Twee jaar, van 1964 tot '66, maakte hij deel uit van de band van trompettist Blue Mitchell. In '66 maakte Chick Corea ook zijn eerste album onder eigen naam, 'Tones For Joan’s Bones'. Hij wilde inderdaad een liefdesliedje schrijven voor zijn toenmalige echtgenote. Wie niet. Omdat hij gangbare titels voor dit soort odes verafschuwde en hij haar kennelijk tot op het bot beminde (of misschien zag hij haar geraamte helemaal zitten) werd het dus 'Tones For Joan’s Bones'. Hier horen we zijn Bud Powell-invloed en hier blijkt ook dat de pianist een jazzman in hart en nieren is. "Wij zijn allemaal bezig met muziek als een groeiproces," laat hij hoestekstschrijver Nat Hentoff weten. "Toen we deze nummers speelden, tot en met de uiteindelijke takes, was het prachtig om te zien hoe radicaal die elke keer veranderden."

Het was het eerste album van een rij van tientallen lp's en cd's. 'The Song Of Singing' (1970) moet in dit verband genoemd worden. Hierop verbindt de veelzijdige pianist de avant-garde met de traditie: alsof Cecil Taylor een tot dan toe onbekend begaafd broertje had. Hij werkte met elektrische en akoestische bands, bebop, latin, klassiek, fusion en free, solo, duo en elk ander formaat.

In de jaren zeventig groeide Corea uit tot Ster, zeker nadat hij in 1971 voor het label ECM ging opnemen. In datzelfde jaar schreef hij zijn bekendste compositie, 'Spain'. Het was gebaseerd op het adagio van 'Concierto De Aranjuez' van Joaquin Rodrigo en werd geïntroduceerd door zijn eerste Return To Forever-groep. 'Spain' wordt nog steeds frequent gespeeld, door jazz- en fusiongroepen, door flamenco-artiesten en bluegrassbands.

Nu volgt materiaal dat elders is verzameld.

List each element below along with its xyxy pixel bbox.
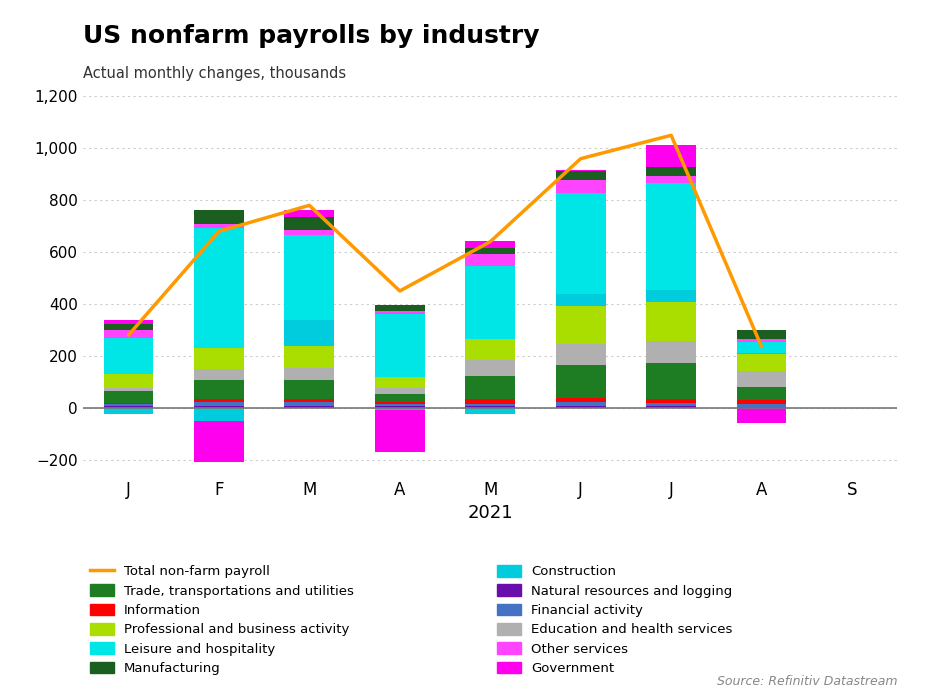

"Toen we in stadions speelden heb ik Return To Forever opgeheven," vertelde hij Frits Lagerwerff in Vrije Geluiden. "Commercieel gezien zéér onhandig. Kijk, ik heb lang geleden voor mijzelf uitgemaakt dat ik niet steeds hetzelfde wil doen. Verandering van inzicht, smaak en stijl horen bij het artistieke leven. Ik wil alom kunstzinnig inspireren. Hoe meer kunst in een samenleving ontstaat, hoe beter het met die samenleving gaat."

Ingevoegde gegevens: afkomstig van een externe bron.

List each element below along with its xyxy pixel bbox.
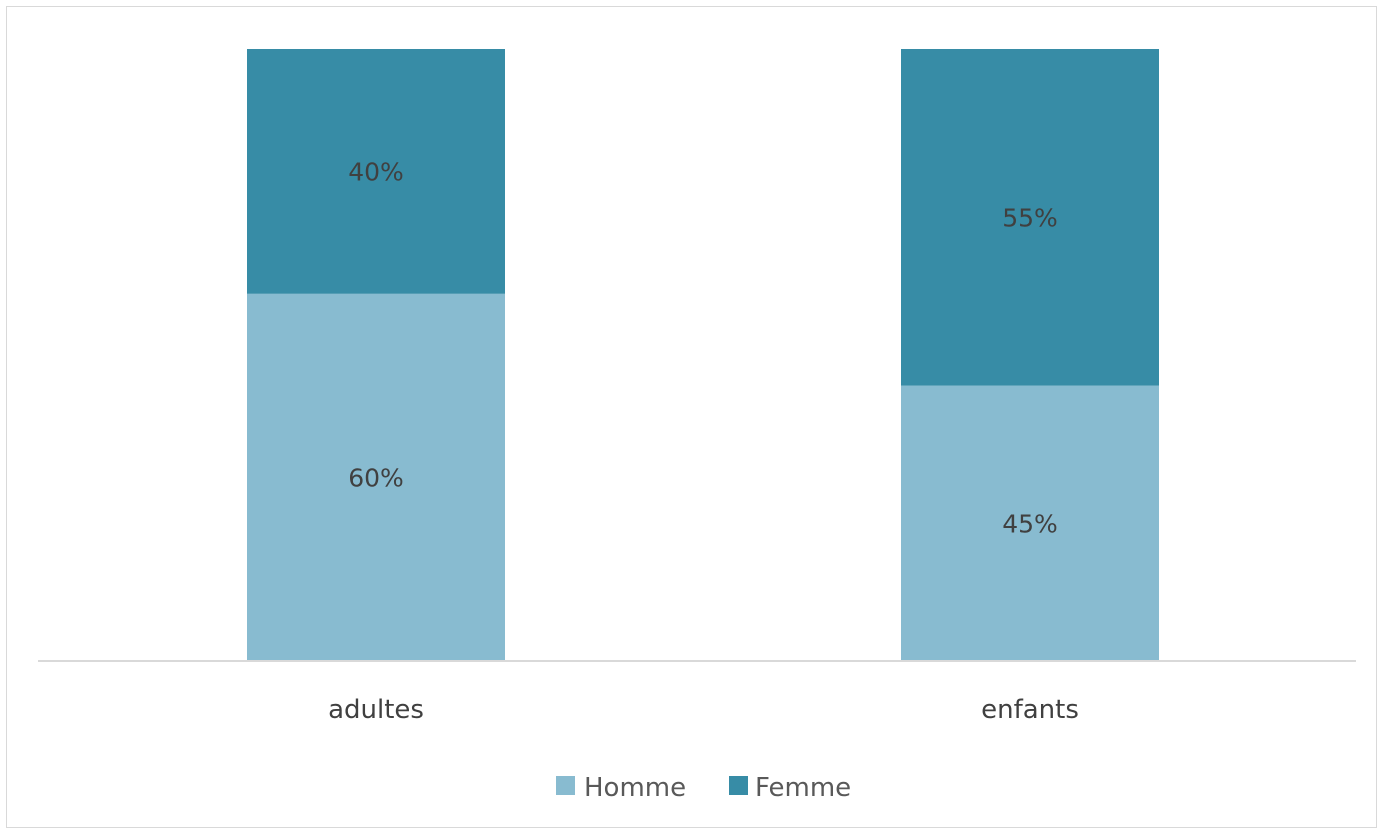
legend-label-homme: Homme xyxy=(584,773,686,803)
data-label-enfants-femme: 55% xyxy=(1002,203,1058,232)
bar-adultes-homme xyxy=(247,293,505,661)
bars-layer xyxy=(247,49,1159,661)
data-label-adultes-homme: 60% xyxy=(348,463,404,492)
legend-label-femme: Femme xyxy=(755,773,851,803)
data-label-enfants-homme: 45% xyxy=(1002,509,1058,538)
legend-swatch-femme xyxy=(729,776,748,795)
bar-enfants-femme xyxy=(901,49,1159,386)
category-label-adultes: adultes xyxy=(328,695,424,725)
labels-layer: 60% 40% adultes 45% 55% enfants xyxy=(328,157,1079,725)
category-label-enfants: enfants xyxy=(981,695,1079,725)
data-label-adultes-femme: 40% xyxy=(348,157,404,186)
legend-swatch-homme xyxy=(556,776,575,795)
bar-adultes-femme xyxy=(247,49,505,294)
bar-enfants-homme xyxy=(901,385,1159,661)
legend: Homme Femme xyxy=(556,773,851,803)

Dat de muzikant in de tweede helft van zijn carrière zwaar verslingerd raakte aan de Scientology-doctrine van L. Hubard en daarvan in zijn muziek duidelijk blijk ging geven, ach, het zij hem vergeven. Als je basis (Powell, Silver) maar goed is.

Chick Corea ontving in zijn loopbaan niet minder dan 23 keer een Grammy Award, een absoluut record. Niet lang geleden werd een zeldzame vorm van kanker bij hem vastgesteld; hij overleed 9 februari 2021 in het plaatsje Trending in de Tampa Bay Area, Florida.

In een afscheidsboodschap op Facebook bedankte hij "iedereen die tijdens mijn reis het vuur van de muziek zo fel heeft laten branden. Ik hoop dat degenen die de neiging voelen om te spelen, schrijven, op te treden of wat dan ook, dat ook doen. Als het niet voor jezelf is, dan voor ons allemaal. Het is niet alleen zo dat de wereld meer artiesten kan gebruiken, het is ook machtig veel plezier."